Chad Prosecutor Seeks 2 Years’ Jail For Opposition Leaders

Chad Prosecutor Seeks 2 Years’ Jail For Opposition Leaders

Chad Prosecutor Seeks 2 Years’ Jail For Opposition Leaders

Chad Prosecutor Seeks Jail For Opposition Leaders (Credit: Google)

  • Chad’s public prosecutor seeking two-year prison for six opposition leaders.
  • They have been charged with disturbing public order and destruction of property.
  • The junta dissolved parliament and suspended the constitution

Chad’s public prosecutor On Monday announced that he was seeking two-year prison terms for six opposition leaders arrested following violent anti-French protests last month.

“We are calling for two-year jail terms with fines of 100,000 CFA francs” (around $160, 150 euros) against each of the defendants, prosecutor Moussa Wade Djibrine told AFP as their trial got underway.

The case comes amid political unrest in Chad, where a military junta has been in power since the death of the country’s veteran leader 14 months ago.

An authorized march in the capital N’Djamena on May 14 against France’s military presence in Chad turned violent.

Seven petrol stations belonging to the French oil major Total were attacked and 12 police were injured, according to a police toll.

In the aftermath, the authorities carried out a string of arrests among the march organizers, who denied any responsibility for the violence.


Those charged include Max Loalngar, coordinator for Wakit Tamma, which is the country’s main opposition coalition, and Gounoung Vaima Gan-Fare, secretary of the Chadian trade union federation.

The six have been charged with disturbing public order and destruction of property. They began a hunger protest on May 23.

The verdict is expected to be announced on Monday at a court at Moussoro, around 300 kilometers (180 miles) from N’Djamena.

Trade unions, opposition political parties, armed groups and international NGOs have called for the six to be released immediately and unconditionally.

“We will see if the court is independent and follows the (prosecutor) or not,” said Djerandi Laguerre, a lawyer for Wakit Tamma.

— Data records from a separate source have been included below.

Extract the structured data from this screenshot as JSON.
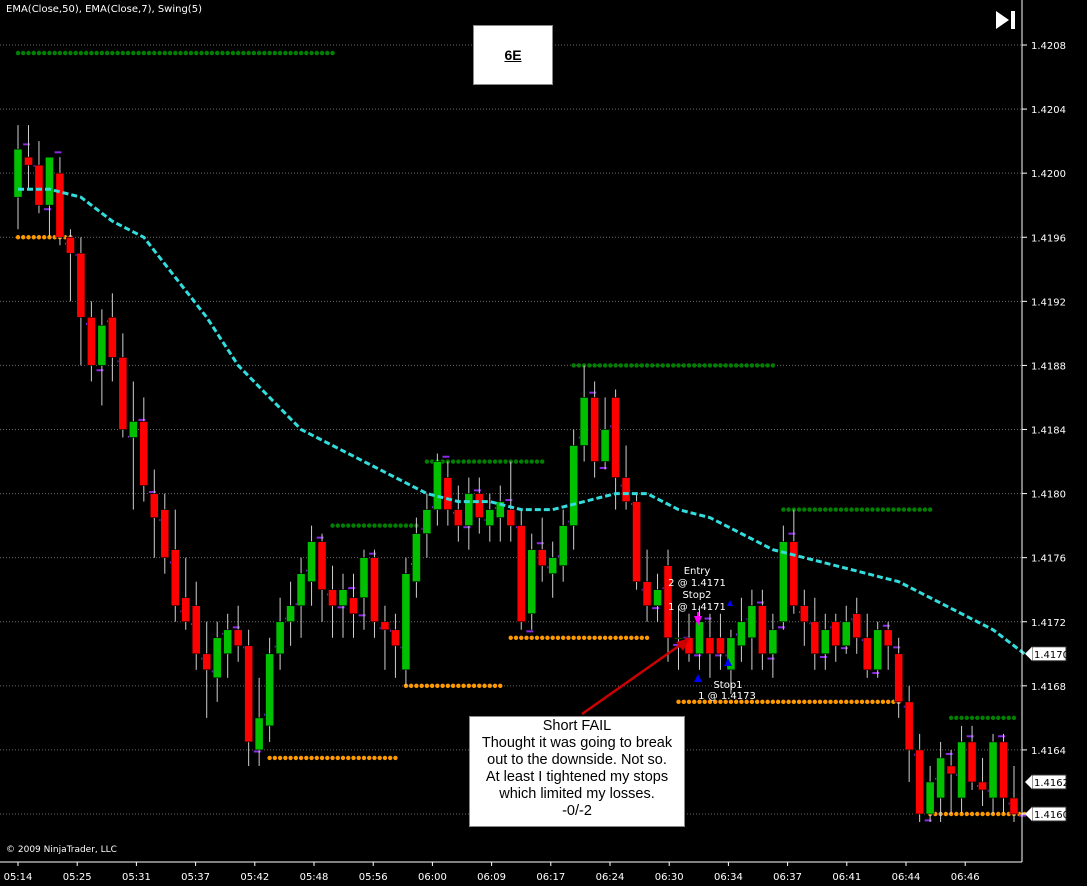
{
  "header": {
    "indicators_label": "EMA(Close,50), EMA(Close,7), Swing(5)",
    "instrument": "6E"
  },
  "footer": {
    "copyright": "© 2009 NinjaTrader, LLC"
  },
  "annotation": {
    "title": "Short FAIL",
    "lines": [
      "Thought it was going to break",
      "out to the downside.  Not so.",
      "At least I tightened my stops",
      "which limited my losses.",
      "-0/-2"
    ]
  },
  "trade_labels": {
    "entry": "Entry",
    "entry_fill": "2 @ 1.4171",
    "stop2": "Stop2",
    "stop2_fill": "1 @ 1.4171",
    "stop1": "Stop1",
    "stop1_fill": "1 @ 1.4173"
  },
  "colors": {
    "background": "#000000",
    "up_candle": "#00c000",
    "down_candle": "#ff0000",
    "ema50": "#33dddd",
    "ema7_marker": "#8a2be2",
    "swing_high": "#008000",
    "swing_low": "#ff9900",
    "entry_marker": "#ff00ff",
    "stop_marker": "#0000ff",
    "arrow": "#cc0000"
  },
  "icons": {
    "play_to_end": "skip-to-end-icon"
  },
  "chart_data": {
    "type": "candlestick",
    "yaxis": {
      "ticks": [
        "1.4208",
        "1.4204",
        "1.4200",
        "1.4196",
        "1.4192",
        "1.4188",
        "1.4184",
        "1.4180",
        "1.4176",
        "1.4172",
        "1.4168",
        "1.4164",
        "1.4160"
      ],
      "range": [
        1.41575,
        1.42105
      ],
      "grid": true,
      "current_price_tags": [
        "1.4170",
        "1.4162",
        "1.4160"
      ]
    },
    "xaxis": {
      "ticks": [
        "05:14",
        "05:25",
        "05:31",
        "05:37",
        "05:42",
        "05:48",
        "05:56",
        "06:00",
        "06:09",
        "06:17",
        "06:24",
        "06:30",
        "06:34",
        "06:37",
        "06:41",
        "06:44",
        "06:46"
      ]
    },
    "candles": [
      {
        "o": 1.41985,
        "h": 1.4203,
        "l": 1.41965,
        "c": 1.42015
      },
      {
        "o": 1.4201,
        "h": 1.4203,
        "l": 1.4199,
        "c": 1.42005
      },
      {
        "o": 1.42005,
        "h": 1.4202,
        "l": 1.41975,
        "c": 1.4198
      },
      {
        "o": 1.4198,
        "h": 1.42005,
        "l": 1.4196,
        "c": 1.4201
      },
      {
        "o": 1.42,
        "h": 1.4201,
        "l": 1.41955,
        "c": 1.4196
      },
      {
        "o": 1.4196,
        "h": 1.41965,
        "l": 1.4192,
        "c": 1.4195
      },
      {
        "o": 1.4195,
        "h": 1.4196,
        "l": 1.4188,
        "c": 1.4191
      },
      {
        "o": 1.4191,
        "h": 1.4192,
        "l": 1.4187,
        "c": 1.4188
      },
      {
        "o": 1.4188,
        "h": 1.41915,
        "l": 1.41855,
        "c": 1.41905
      },
      {
        "o": 1.4191,
        "h": 1.41925,
        "l": 1.4187,
        "c": 1.41885
      },
      {
        "o": 1.41885,
        "h": 1.419,
        "l": 1.41835,
        "c": 1.4184
      },
      {
        "o": 1.41835,
        "h": 1.4187,
        "l": 1.4179,
        "c": 1.41845
      },
      {
        "o": 1.41845,
        "h": 1.4186,
        "l": 1.41795,
        "c": 1.41805
      },
      {
        "o": 1.418,
        "h": 1.41815,
        "l": 1.4176,
        "c": 1.41785
      },
      {
        "o": 1.4179,
        "h": 1.418,
        "l": 1.4175,
        "c": 1.4176
      },
      {
        "o": 1.41765,
        "h": 1.4179,
        "l": 1.4172,
        "c": 1.4173
      },
      {
        "o": 1.41735,
        "h": 1.4176,
        "l": 1.41715,
        "c": 1.4172
      },
      {
        "o": 1.4173,
        "h": 1.41745,
        "l": 1.4169,
        "c": 1.417
      },
      {
        "o": 1.417,
        "h": 1.4172,
        "l": 1.4166,
        "c": 1.4169
      },
      {
        "o": 1.41685,
        "h": 1.4172,
        "l": 1.4167,
        "c": 1.4171
      },
      {
        "o": 1.417,
        "h": 1.41725,
        "l": 1.41685,
        "c": 1.41715
      },
      {
        "o": 1.41715,
        "h": 1.4173,
        "l": 1.41695,
        "c": 1.41705
      },
      {
        "o": 1.41705,
        "h": 1.41715,
        "l": 1.4163,
        "c": 1.41645
      },
      {
        "o": 1.4164,
        "h": 1.41685,
        "l": 1.4163,
        "c": 1.4166
      },
      {
        "o": 1.41655,
        "h": 1.4171,
        "l": 1.41645,
        "c": 1.417
      },
      {
        "o": 1.417,
        "h": 1.41735,
        "l": 1.4169,
        "c": 1.4172
      },
      {
        "o": 1.4172,
        "h": 1.41745,
        "l": 1.41705,
        "c": 1.4173
      },
      {
        "o": 1.4173,
        "h": 1.4176,
        "l": 1.4171,
        "c": 1.4175
      },
      {
        "o": 1.41745,
        "h": 1.4178,
        "l": 1.4173,
        "c": 1.4177
      },
      {
        "o": 1.4177,
        "h": 1.41775,
        "l": 1.4172,
        "c": 1.4174
      },
      {
        "o": 1.4174,
        "h": 1.41755,
        "l": 1.4171,
        "c": 1.4173
      },
      {
        "o": 1.4173,
        "h": 1.4175,
        "l": 1.4171,
        "c": 1.4174
      },
      {
        "o": 1.41735,
        "h": 1.4175,
        "l": 1.4171,
        "c": 1.41725
      },
      {
        "o": 1.41735,
        "h": 1.41765,
        "l": 1.41715,
        "c": 1.4176
      },
      {
        "o": 1.4176,
        "h": 1.41765,
        "l": 1.4171,
        "c": 1.4172
      },
      {
        "o": 1.4172,
        "h": 1.4173,
        "l": 1.4169,
        "c": 1.41715
      },
      {
        "o": 1.41715,
        "h": 1.41725,
        "l": 1.41685,
        "c": 1.41705
      },
      {
        "o": 1.4169,
        "h": 1.4176,
        "l": 1.4168,
        "c": 1.4175
      },
      {
        "o": 1.41745,
        "h": 1.41785,
        "l": 1.41735,
        "c": 1.41775
      },
      {
        "o": 1.41775,
        "h": 1.418,
        "l": 1.4176,
        "c": 1.4179
      },
      {
        "o": 1.4179,
        "h": 1.41825,
        "l": 1.4178,
        "c": 1.4182
      },
      {
        "o": 1.4181,
        "h": 1.4182,
        "l": 1.4178,
        "c": 1.4179
      },
      {
        "o": 1.4179,
        "h": 1.41805,
        "l": 1.4177,
        "c": 1.4178
      },
      {
        "o": 1.4178,
        "h": 1.4181,
        "l": 1.41765,
        "c": 1.418
      },
      {
        "o": 1.418,
        "h": 1.4181,
        "l": 1.41775,
        "c": 1.41785
      },
      {
        "o": 1.4178,
        "h": 1.418,
        "l": 1.4177,
        "c": 1.4179
      },
      {
        "o": 1.41785,
        "h": 1.41805,
        "l": 1.4177,
        "c": 1.41795
      },
      {
        "o": 1.4179,
        "h": 1.4182,
        "l": 1.4177,
        "c": 1.4178
      },
      {
        "o": 1.4178,
        "h": 1.4179,
        "l": 1.41715,
        "c": 1.4172
      },
      {
        "o": 1.41725,
        "h": 1.41775,
        "l": 1.41715,
        "c": 1.41765
      },
      {
        "o": 1.41765,
        "h": 1.41785,
        "l": 1.41745,
        "c": 1.41755
      },
      {
        "o": 1.4175,
        "h": 1.4177,
        "l": 1.41735,
        "c": 1.4176
      },
      {
        "o": 1.41755,
        "h": 1.4179,
        "l": 1.41745,
        "c": 1.4178
      },
      {
        "o": 1.4178,
        "h": 1.4184,
        "l": 1.41765,
        "c": 1.4183
      },
      {
        "o": 1.4183,
        "h": 1.4188,
        "l": 1.4182,
        "c": 1.4186
      },
      {
        "o": 1.4186,
        "h": 1.4187,
        "l": 1.4181,
        "c": 1.4182
      },
      {
        "o": 1.4182,
        "h": 1.4186,
        "l": 1.41815,
        "c": 1.4184
      },
      {
        "o": 1.4186,
        "h": 1.41865,
        "l": 1.4179,
        "c": 1.4181
      },
      {
        "o": 1.4181,
        "h": 1.4183,
        "l": 1.4179,
        "c": 1.41795
      },
      {
        "o": 1.41795,
        "h": 1.418,
        "l": 1.4174,
        "c": 1.41745
      },
      {
        "o": 1.41745,
        "h": 1.41765,
        "l": 1.4172,
        "c": 1.4173
      },
      {
        "o": 1.4173,
        "h": 1.4175,
        "l": 1.4172,
        "c": 1.4174
      },
      {
        "o": 1.41755,
        "h": 1.41765,
        "l": 1.41695,
        "c": 1.4171
      },
      {
        "o": 1.4171,
        "h": 1.4173,
        "l": 1.4169,
        "c": 1.4171
      },
      {
        "o": 1.4171,
        "h": 1.41725,
        "l": 1.41695,
        "c": 1.417
      },
      {
        "o": 1.417,
        "h": 1.4173,
        "l": 1.4169,
        "c": 1.4172
      },
      {
        "o": 1.4171,
        "h": 1.41725,
        "l": 1.41685,
        "c": 1.417
      },
      {
        "o": 1.4171,
        "h": 1.41725,
        "l": 1.4169,
        "c": 1.417
      },
      {
        "o": 1.4169,
        "h": 1.41715,
        "l": 1.41675,
        "c": 1.4171
      },
      {
        "o": 1.41705,
        "h": 1.41735,
        "l": 1.41695,
        "c": 1.4172
      },
      {
        "o": 1.4171,
        "h": 1.4174,
        "l": 1.4169,
        "c": 1.4173
      },
      {
        "o": 1.4173,
        "h": 1.4174,
        "l": 1.4169,
        "c": 1.417
      },
      {
        "o": 1.417,
        "h": 1.41725,
        "l": 1.41685,
        "c": 1.41715
      },
      {
        "o": 1.4172,
        "h": 1.4178,
        "l": 1.41715,
        "c": 1.4177
      },
      {
        "o": 1.4177,
        "h": 1.4179,
        "l": 1.41725,
        "c": 1.4173
      },
      {
        "o": 1.4173,
        "h": 1.4174,
        "l": 1.41705,
        "c": 1.4172
      },
      {
        "o": 1.4172,
        "h": 1.41735,
        "l": 1.4169,
        "c": 1.417
      },
      {
        "o": 1.417,
        "h": 1.41725,
        "l": 1.4169,
        "c": 1.41715
      },
      {
        "o": 1.4172,
        "h": 1.41725,
        "l": 1.41695,
        "c": 1.41705
      },
      {
        "o": 1.41705,
        "h": 1.4173,
        "l": 1.417,
        "c": 1.4172
      },
      {
        "o": 1.41725,
        "h": 1.41735,
        "l": 1.417,
        "c": 1.4171
      },
      {
        "o": 1.4171,
        "h": 1.41725,
        "l": 1.41685,
        "c": 1.4169
      },
      {
        "o": 1.4169,
        "h": 1.4172,
        "l": 1.41685,
        "c": 1.41715
      },
      {
        "o": 1.41715,
        "h": 1.4172,
        "l": 1.4169,
        "c": 1.41705
      },
      {
        "o": 1.417,
        "h": 1.4171,
        "l": 1.4166,
        "c": 1.4167
      },
      {
        "o": 1.4167,
        "h": 1.4168,
        "l": 1.4162,
        "c": 1.4164
      },
      {
        "o": 1.4164,
        "h": 1.4165,
        "l": 1.41595,
        "c": 1.416
      },
      {
        "o": 1.416,
        "h": 1.4163,
        "l": 1.41595,
        "c": 1.4162
      },
      {
        "o": 1.4161,
        "h": 1.41645,
        "l": 1.41595,
        "c": 1.41635
      },
      {
        "o": 1.4163,
        "h": 1.4164,
        "l": 1.416,
        "c": 1.41625
      },
      {
        "o": 1.4161,
        "h": 1.41655,
        "l": 1.416,
        "c": 1.41645
      },
      {
        "o": 1.41645,
        "h": 1.41655,
        "l": 1.41615,
        "c": 1.4162
      },
      {
        "o": 1.4162,
        "h": 1.41635,
        "l": 1.41605,
        "c": 1.41615
      },
      {
        "o": 1.4161,
        "h": 1.4165,
        "l": 1.416,
        "c": 1.41645
      },
      {
        "o": 1.41645,
        "h": 1.4165,
        "l": 1.416,
        "c": 1.4161
      },
      {
        "o": 1.4161,
        "h": 1.4163,
        "l": 1.41595,
        "c": 1.416
      }
    ],
    "ema50": [
      [
        0,
        1.4199
      ],
      [
        3,
        1.4199
      ],
      [
        6,
        1.41985
      ],
      [
        9,
        1.4197
      ],
      [
        12,
        1.4196
      ],
      [
        15,
        1.41935
      ],
      [
        18,
        1.4191
      ],
      [
        21,
        1.4188
      ],
      [
        24,
        1.4186
      ],
      [
        27,
        1.4184
      ],
      [
        30,
        1.4183
      ],
      [
        33,
        1.4182
      ],
      [
        36,
        1.4181
      ],
      [
        39,
        1.418
      ],
      [
        42,
        1.41795
      ],
      [
        45,
        1.41795
      ],
      [
        48,
        1.4179
      ],
      [
        51,
        1.4179
      ],
      [
        54,
        1.41795
      ],
      [
        57,
        1.418
      ],
      [
        60,
        1.418
      ],
      [
        63,
        1.4179
      ],
      [
        66,
        1.41785
      ],
      [
        69,
        1.41775
      ],
      [
        72,
        1.41765
      ],
      [
        75,
        1.4176
      ],
      [
        78,
        1.41755
      ],
      [
        81,
        1.4175
      ],
      [
        84,
        1.41745
      ],
      [
        87,
        1.41735
      ],
      [
        90,
        1.41725
      ],
      [
        93,
        1.41715
      ],
      [
        96,
        1.417
      ]
    ],
    "swing_highs": [
      {
        "from": 0,
        "to": 30,
        "price": 1.42075
      },
      {
        "from": 30,
        "to": 38,
        "price": 1.4178
      },
      {
        "from": 39,
        "to": 50,
        "price": 1.4182
      },
      {
        "from": 53,
        "to": 72,
        "price": 1.4188
      },
      {
        "from": 73,
        "to": 87,
        "price": 1.4179
      },
      {
        "from": 89,
        "to": 95,
        "price": 1.4166
      }
    ],
    "swing_lows": [
      {
        "from": 0,
        "to": 5,
        "price": 1.4196
      },
      {
        "from": 24,
        "to": 36,
        "price": 1.41635
      },
      {
        "from": 37,
        "to": 46,
        "price": 1.4168
      },
      {
        "from": 47,
        "to": 60,
        "price": 1.4171
      },
      {
        "from": 63,
        "to": 84,
        "price": 1.4167
      },
      {
        "from": 87,
        "to": 96,
        "price": 1.416
      }
    ]
  }
}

Defense attorneys boycotted proceedings, which took place amid a heavy police presence.

– Junta –

Chad has been under military rule since President Idriss Deby Itno, who had ruled with an iron fist for three decades, was killed in April 2021 during operations to crush rebels in the north of the country.

Read more: Chad junta chief orders ‘disarmament operation’ after clashes

He was succeeded by his son Mahamat Idriss Deby Itno, a four-star general.

He took the helm at the head of a 15-member group of senior officers and was appointed transitional president.

The junta immediately dissolved parliament, sacked the government and suspended the constitution.


It vowed to hold “free and democratic elections” within 18 months after staging a proposed nationwide “dialogue” on the country’s problems.

The planned reconciliation forum should have started last month but has run into hefty problems.

Armed groups failed to reach a joint position with the junta at so-called “pre-dialogue” talks in Qatar, and the political opposition has withdrawn from the organising process.

– French ally –

Chad has a long history of coups and revolts since the vast arid country gained independence from France in 1960.

The military’s takeover last year was widely accepted by Western countries, led by France, which sees Chad as a close ally in its fight against jihadists in the Sahel.


Other recent coups in Africa — in Guinea, Mali and Burkina Faso — have encountered condemnation or regional sanctions.

France has thousands of troops in the Sahel, including in Chad, under its Barkhane mission.

However, after falling out with the Bamako junta, which has close ties with the Kremlin, France announced in February that it would withdraw its troops from Mali and deploy them elsewhere.

In response to the violence that had occurred two days earlier, Deby attacked what he called “false and unfounded allegations” that French troops would be redeployed in Chad on May 16.